Hands-on: Soul Fighter

Today we got our hands on a secret US Dreamcast launch game, and we were surprised that it remained secret at all.

Videogames.com sat down with upstart Piggyback Entertainment to check out the first Dreamcast game it's publishing, for which it's currently seeking a publisher in the States. We were in no way prepared for what we saw, though.

Soul Fighter is being developed by Toka, a company best known for its development on games like Legend for the Super Nintendo and Burning Road for the PlayStation. Fans of such past side-scrolling adventure beat-em-ups such as Golden Axe (arcade, Genesis, and Saturn) and Double Dragon (arcade and NES), the Toka team (composed of 15 members) set out to bring the feel of these classics into the next generation of gaming.

Soul Fighter is being developed using 3dfx's Glide 2.5 API with a focus on hardware similar to the kind Midway uses for San Francisco Rush, NFL Blitz, and NBA Showtime. It has also signed on with the Arcade PC initiative to help build games for both the arcade and the PC. Piggyback has already been working with a Japanese publisher to help transform the game into an arcade unit. Since the game is already running on the Dreamcast, we asked if the arcade version would be Naomi based. Unfortunately, Piggyback could not release that information yet. Piggyback also mentioned that the game could see a future on the PlayStation 2 as well.

The company says that its experience with Glide has made porting Soul Fighter to the PC and Dreamcast a simpler process (although the Dreamcast isn't able to run 3DFX's Glide). This knowledge has allowed the developer to port the game to the Dreamcast in less than three weeks.

As a huge Golden Axe fan (I own the arcade unit), I was in awe when the Soul Fighter game began. This is - in virtually every respect - exactly what fantasy-action arcade gamers having been aching for. The artwork looks like something out of a Capcom game - except in high-resolution 3D. Piggyback hired artists in Japan to work with the team to give it a very Japanese style, and it definitely shows. The graphics move at a constant 60fps, and all the characters use skins to cover over polygonal characters so you don't see any spaces between body parts. While the version we saw wasn't yet MIP-mapping enabled (which helps improve the image quality of 3D objects with different textures at different distances), everything from the real-time shadows to some fancy lighting effects looked great. The game's producer claims that even the story will be top-notch - Piggyback even hired a crew of professional storytellers to pen the Soul Fighter tale.

Similar to the Golden Axe series, you'll have a choice of three characters to make your way through the multiple paths in the game: a male warrior, a female spy, and a mysterious wizard.

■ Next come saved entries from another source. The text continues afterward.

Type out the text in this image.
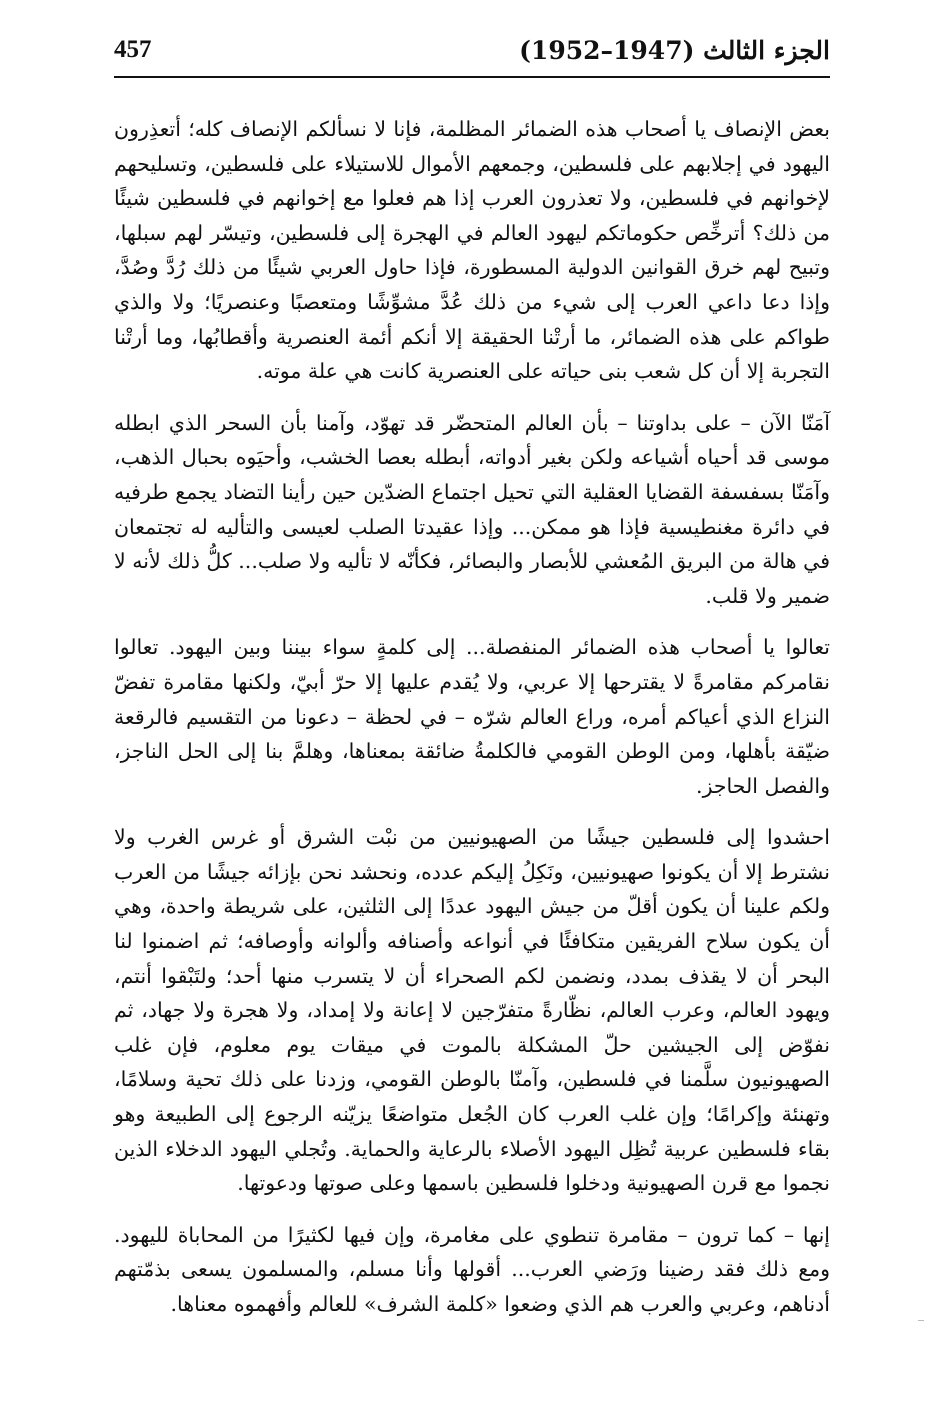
457	الجزء الثالث (1947–1952)

بعض الإنصاف يا أصحاب هذه الضمائر المظلمة، فإنا لا نسألكم الإنصاف كله؛ أتعذِرون اليهود في إجلابهم على فلسطين، وجمعهم الأموال للاستيلاء على فلسطين، وتسليحهم لإخوانهم في فلسطين، ولا تعذرون العرب إذا هم فعلوا مع إخوانهم في فلسطين شيئًا من ذلك؟ أترخِّص حكوماتكم ليهود العالم في الهجرة إلى فلسطين، وتيسّر لهم سبلها، وتبيح لهم خرق القوانين الدولية المسطورة، فإذا حاول العربي شيئًا من ذلك رُدَّ وصُدَّ، وإذا دعا داعي العرب إلى شيء من ذلك عُدَّ مشوِّشًا ومتعصبًا وعنصريًا؛ ولا والذي طواكم على هذه الضمائر، ما أرتْنا الحقيقة إلا أنكم أئمة العنصرية وأقطابُها، وما أرتْنا التجربة إلا أن كل شعب بنى حياته على العنصرية كانت هي علة موته.

آمَنّا الآن – على بداوتنا – بأن العالم المتحضّر قد تهوّد، وآمنا بأن السحر الذي ابطله موسى قد أحياه أشياعه ولكن بغير أدواته، أبطله بعصا الخشب، وأحيَوه بحبال الذهب، وآمَنّا بسفسفة القضايا العقلية التي تحيل اجتماع الضدّين حين رأينا التضاد يجمع طرفيه في دائرة مغنطيسية فإذا هو ممكن... وإذا عقيدتا الصلب لعيسى والتأليه له تجتمعان في هالة من البريق المُعشي للأبصار والبصائر، فكأنّه لا تأليه ولا صلب... كلُّ ذلك لأنه لا ضمير ولا قلب.

تعالوا يا أصحاب هذه الضمائر المنفصلة... إلى كلمةٍ سواء بيننا وبين اليهود. تعالوا نقامركم مقامرةً لا يقترحها إلا عربي، ولا يُقدم عليها إلا حرّ أبيّ، ولكنها مقامرة تفضّ النزاع الذي أعياكم أمره، وراع العالم شرّه – في لحظة – دعونا من التقسيم فالرقعة ضيّقة بأهلها، ومن الوطن القومي فالكلمةُ ضائقة بمعناها، وهلمَّ بنا إلى الحل الناجز، والفصل الحاجز.

احشدوا إلى فلسطين جيشًا من الصهيونيين من نبْت الشرق أو غرس الغرب ولا نشترط إلا أن يكونوا صهيونيين، ونَكِلُ إليكم عدده، ونحشد نحن بإزائه جيشًا من العرب ولكم علينا أن يكون أقلّ من جيش اليهود عددًا إلى الثلثين، على شريطة واحدة، وهي أن يكون سلاح الفريقين متكافئًا في أنواعه وأصنافه وألوانه وأوصافه؛ ثم اضمنوا لنا البحر أن لا يقذف بمدد، ونضمن لكم الصحراء أن لا يتسرب منها أحد؛ ولتَبْقوا أنتم، ويهود العالم، وعرب العالم، نظّارةً متفرّجين لا إعانة ولا إمداد، ولا هجرة ولا جهاد، ثم نفوّض إلى الجيشين حلّ المشكلة بالموت في ميقات يوم معلوم، فإن غلب الصهيونيون سلَّمنا في فلسطين، وآمنّا بالوطن القومي، وزدنا على ذلك تحية وسلامًا، وتهنئة وإكرامًا؛ وإن غلب العرب كان الجُعل متواضعًا يزيّنه الرجوع إلى الطبيعة وهو بقاء فلسطين عربية تُظِل اليهود الأصلاء بالرعاية والحماية. وتُجلي اليهود الدخلاء الذين نجموا مع قرن الصهيونية ودخلوا فلسطين باسمها وعلى صوتها ودعوتها.

إنها – كما ترون – مقامرة تنطوي على مغامرة، وإن فيها لكثيرًا من المحاباة لليهود. ومع ذلك فقد رضينا ورَضي العرب... أقولها وأنا مسلم، والمسلمون يسعى بذمّتهم أدناهم، وعربي والعرب هم الذي وضعوا «كلمة الشرف» للعالم وأفهموه معناها.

Each will have special techniques. Your mission is to save the souls of possessed creatures - when you kill them, their souls are released, and a meter in the lower left corner of your screen counts the souls you've saved. As you progress through the six levels, you'll come across chests that can be either thrown at enemies or opened for the all-important power-ups (such as the classic chicken meat for a health boost).

Soul Fighter has been in development for almost a year now, and it is currently in its final stages of development. According to Piggyback, the only things needed to be completed on the Dreamcast version are MIP-mapping, the music, the addition of voice-overs, background animations (such as birds flying by), and some gameplay tweaking. The game needs to be ready by the end of July to make the Dreamcast launch date, so the developers are using the next six weeks to perfect their game. It was even hinted that Toka may be adding an extra bonus level if there's time.

Piggyback claims that by playing through with each character, Soul Fighter will offer a minimum of 13 hours of gameplay. After playing the game for a short time today, Soul Fighter has the potential to become the first sleeper hit for the Dreamcast.